At the host’s request, the bartender brought across three exquisitely designed bottles of clear alcohol. It was certainly a high-end area of Mexico City, and as the host explained the production of the drinks, the stories and the design process that is invested into every bottle, he expressed a deep, sincere passion for the drink.

Little did I know, I was, in fact, speaking to the owner of the mezcal brand. When he wasn’t drinking his distilled agave product, the bottles were being sold for 1,500 Mexican pesos ($70).

What stood out from the experience, aside from the smokey taste of the drink, was the Mezcal owner ’s unrelenting excitement and passion in his national drink. Although tequila has become the international image of Mexican culture, Mezcal is an equally firm contender that is beginning to make waves across the globe and becoming a trendy bar order.

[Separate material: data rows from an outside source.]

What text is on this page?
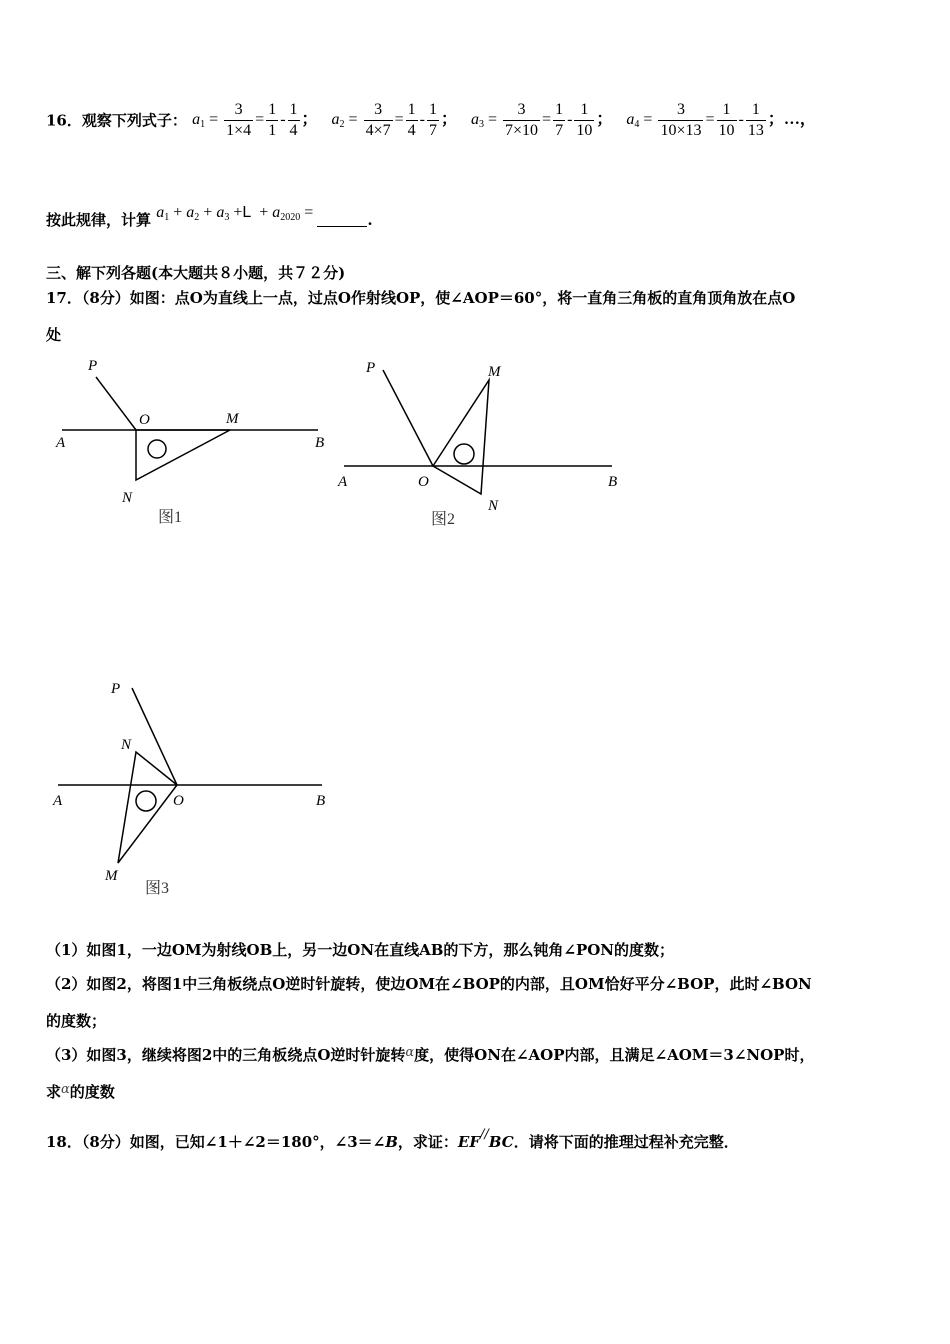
16．观察下列式子： $a_1 = \frac{3}{1\times 4} = \frac{1}{1} - \frac{1}{4}$ ； $a_2 = \frac{3}{4\times 7} = \frac{1}{4} - \frac{1}{7}$ ； $a_3 = \frac{3}{7\times 10} = \frac{1}{7} - \frac{1}{10}$ ； $a_4 = \frac{3}{10\times 13} = \frac{1}{10} - \frac{1}{13}$ ；…，
按此规律，计算 $a_1 + a_2 + a_3 +L + a_{2020}$ =	.
三、解下列各题(本大题共８小题，共７２分)
17．（8分）如图：点O为直线上一点，过点O作射线OP，使∠AOP＝60°，将一直角三角板的直角顶角放在点O
处
P
O	M
A	B
N
图1
P	M
A	O	B
N
图2
P
N
A	O	B
M
图3
（1）如图1，一边OM为射线OB上，另一边ON在直线AB的下方，那么钝角∠PON的度数；
（2）如图2，将图1中三角板绕点O逆时针旋转，使边OM在∠BOP的内部，且OM恰好平分∠BOP，此时∠BON
的度数；
（3）如图3，继续将图2中的三角板绕点O逆时针旋转α度，使得ON在∠AOP内部，且满足∠AOM＝3∠NOP时，
求α的度数
18．（8分）如图，已知∠1＋∠2＝180°，∠3＝∠B，求证：EF//BC．请将下面的推理过程补充完整．
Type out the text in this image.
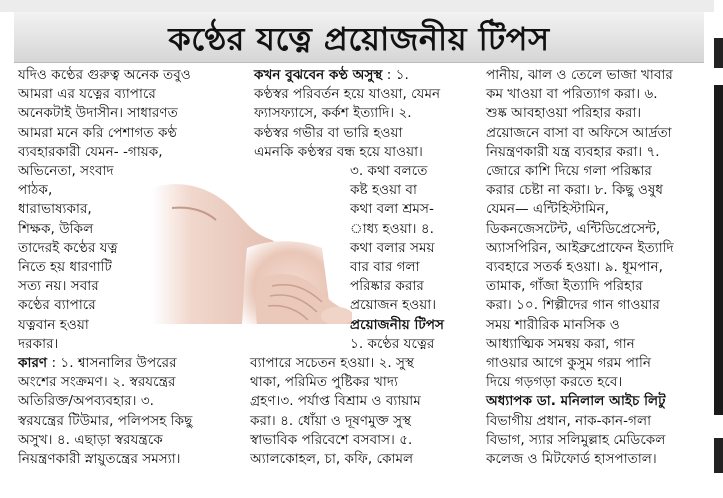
কণ্ঠের যত্নে প্রয়োজনীয় টিপস

যদিও কণ্ঠের গুরুত্ব অনেক তবুও

আমরা এর যত্নের ব্যাপারে

অনেকটাই উদাসীন। সাধারণত

আমরা মনে করি পেশাগত কণ্ঠ

ব্যবহারকারী যেমন- -গায়ক,

অভিনেতা, সংবাদ

পাঠক,

ধারাভাষ্যকার,

শিক্ষক, উকিল

তাদেরই কণ্ঠের যত্ন

নিতে হয় ধারণাটি

সত্য নয়। সবার

কণ্ঠের ব্যাপারে

যত্নবান হওয়া

দরকার।

কারণ : ১. শ্বাসনালির উপরের

অংশের সংক্রমণ। ২. স্বরযন্ত্রের

অতিরিক্ত/অপব্যবহার। ৩.

স্বরযন্ত্রের টিউমার, পলিপসহ কিছু

অসুখ। ৪. এছাড়া স্বরযন্ত্রকে

নিয়ন্ত্রণকারী স্নায়ুতন্ত্রের সমস্যা।

কখন বুঝবেন কণ্ঠ অসুস্থ : ১.

কণ্ঠস্বর পরিবর্তন হয়ে যাওয়া, যেমন

ফ্যাসফ্যাসে, কর্কশ ইত্যাদি। ২.

কণ্ঠস্বর গভীর বা ভারি হওয়া

এমনকি কণ্ঠস্বর বন্ধ হয়ে যাওয়া।

৩. কথা বলতে

কষ্ট হওয়া বা

কথা বলা শ্রমস-

াধ্য হওয়া। ৪.

কথা বলার সময়

বার বার গলা

পরিষ্কার করার

প্রয়োজন হওয়া।

প্রয়োজনীয় টিপস

১. কণ্ঠের যত্নের

ব্যাপারে সচেতন হওয়া। ২. সুস্থ

থাকা, পরিমিত পুষ্টিকর খাদ্য

গ্রহণ।৩. পর্যাপ্ত বিশ্রাম ও ব্যায়াম

করা। ৪. ধোঁয়া ও দূষণমুক্ত সুস্থ

স্বাভাবিক পরিবেশে বসবাস। ৫.

অ্যালকোহল, চা, কফি, কোমল

পানীয়, ঝাল ও তেলে ভাজা খাবার

কম খাওয়া বা পরিত্যাগ করা। ৬.

শুষ্ক আবহাওয়া পরিহার করা।

প্রয়োজনে বাসা বা অফিসে আর্দ্রতা

নিয়ন্ত্রণকারী যন্ত্র ব্যবহার করা। ৭.

জোরে কাশি দিয়ে গলা পরিষ্কার

করার চেষ্টা না করা। ৮. কিছু ওষুধ

যেমন— এন্টিহিস্টামিন,

ডিকনজেসটেন্ট, এন্টিডিপ্রেসেন্ট,

অ্যাসপিরিন, আইব্রুপ্রোফেন ইত্যাদি

ব্যবহারে সতর্ক হওয়া। ৯. ধূমপান,

তামাক, গাঁজা ইত্যাদি পরিহার

করা। ১০. শিল্পীদের গান গাওয়ার

সময় শারীরিক মানসিক ও

আধ্যাত্মিক সমন্বয় করা, গান

গাওয়ার আগে কুসুম গরম পানি

দিয়ে গড়গড়া করতে হবে।

অধ্যাপক ডা. মনিলাল আইচ লিটু

বিভাগীয় প্রধান, নাক-কান-গলা

বিভাগ, স্যার সলিমুল্লাহ মেডিকেল

কলেজ ও মিটফোর্ড হাসপাতাল।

The love and pride surrounding Mezcal liquor also derive from the timely and usually hand-made production process. Just like tequila, Mezcal is made from the large desert agave plant which can usually be found in states such as Oaxaca. It takes a minimum of 8 years for the plant to mature before it can be harvested for mezcal production, yet some varieties require much longer before they are ready.

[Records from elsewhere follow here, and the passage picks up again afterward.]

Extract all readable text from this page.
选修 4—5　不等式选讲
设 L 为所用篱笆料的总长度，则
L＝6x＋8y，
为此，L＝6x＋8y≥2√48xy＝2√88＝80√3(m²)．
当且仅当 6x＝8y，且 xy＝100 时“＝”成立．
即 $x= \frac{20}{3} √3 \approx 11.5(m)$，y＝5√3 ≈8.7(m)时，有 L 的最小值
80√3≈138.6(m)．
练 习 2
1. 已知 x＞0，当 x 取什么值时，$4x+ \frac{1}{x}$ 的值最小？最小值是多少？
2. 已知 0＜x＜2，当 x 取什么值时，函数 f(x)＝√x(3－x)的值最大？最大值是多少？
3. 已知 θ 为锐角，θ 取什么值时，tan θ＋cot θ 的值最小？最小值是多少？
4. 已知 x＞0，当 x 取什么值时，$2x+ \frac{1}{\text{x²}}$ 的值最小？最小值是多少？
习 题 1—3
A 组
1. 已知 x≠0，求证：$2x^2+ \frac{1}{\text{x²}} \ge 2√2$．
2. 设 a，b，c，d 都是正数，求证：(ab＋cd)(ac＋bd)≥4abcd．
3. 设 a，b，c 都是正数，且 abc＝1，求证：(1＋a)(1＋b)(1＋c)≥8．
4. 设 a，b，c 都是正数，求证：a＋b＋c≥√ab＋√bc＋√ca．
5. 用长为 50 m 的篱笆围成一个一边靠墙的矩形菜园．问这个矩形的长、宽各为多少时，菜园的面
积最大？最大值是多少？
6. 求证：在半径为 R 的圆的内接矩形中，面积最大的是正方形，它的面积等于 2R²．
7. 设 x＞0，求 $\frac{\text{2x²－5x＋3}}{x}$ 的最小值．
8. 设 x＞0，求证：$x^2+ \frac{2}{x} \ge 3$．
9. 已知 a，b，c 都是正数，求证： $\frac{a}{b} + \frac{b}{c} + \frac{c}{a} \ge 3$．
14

From there, the process requires farmers to cut the plant, at which point sections are cut, buried in fire pits and cooked for up to two weeks. The cooked product is then crushed into a fermented juice, mixed with natural yeast and distilled in either copper or clay urns. Whereas copper stills are more popular, the truest element of smokiness comes from the clay pots which can only be used a few times before the structure becomes ineffective to the process, adding to the price. After being twice distilled, the process can then lead to barrel ageing and eventual bottling.

The culture of mezcal shines through the abundance of mezcalerias found across Oaxaca state and beyond, where tours and tasting sessions are common and bottles can rack up hefty prices. The drink is famous for its earthy, potent taste which tends to be sipped before biting into a slice of orange covered in tajin spices or worm salt, which is quite literally what you imagine. Alternatives come in flavoured mezcal varieties such as coffee flavour, and the liquor also contributes to a plethora of mean cocktails across the country.

‘‘Remember that mezcal can be the product of more than 20 species of agave, so sip it slowly so you can taste the agave notes. As the people of Mexico say ‘that mezcal is meant to be kissed,’’ Mezcal Ambassador Simone Bodini recently told the Business Insider.

Whilst traditionally a worm was put in the bottom of mezcal in order to differentiate the drink from tequila, these days the tradition is combined with a new passion for Mexican traditions in the modern limelight. It joins the ranks of tequila and also pulque, all deeply entrenched in culture and history, which are must do’s on any visit to Mexico.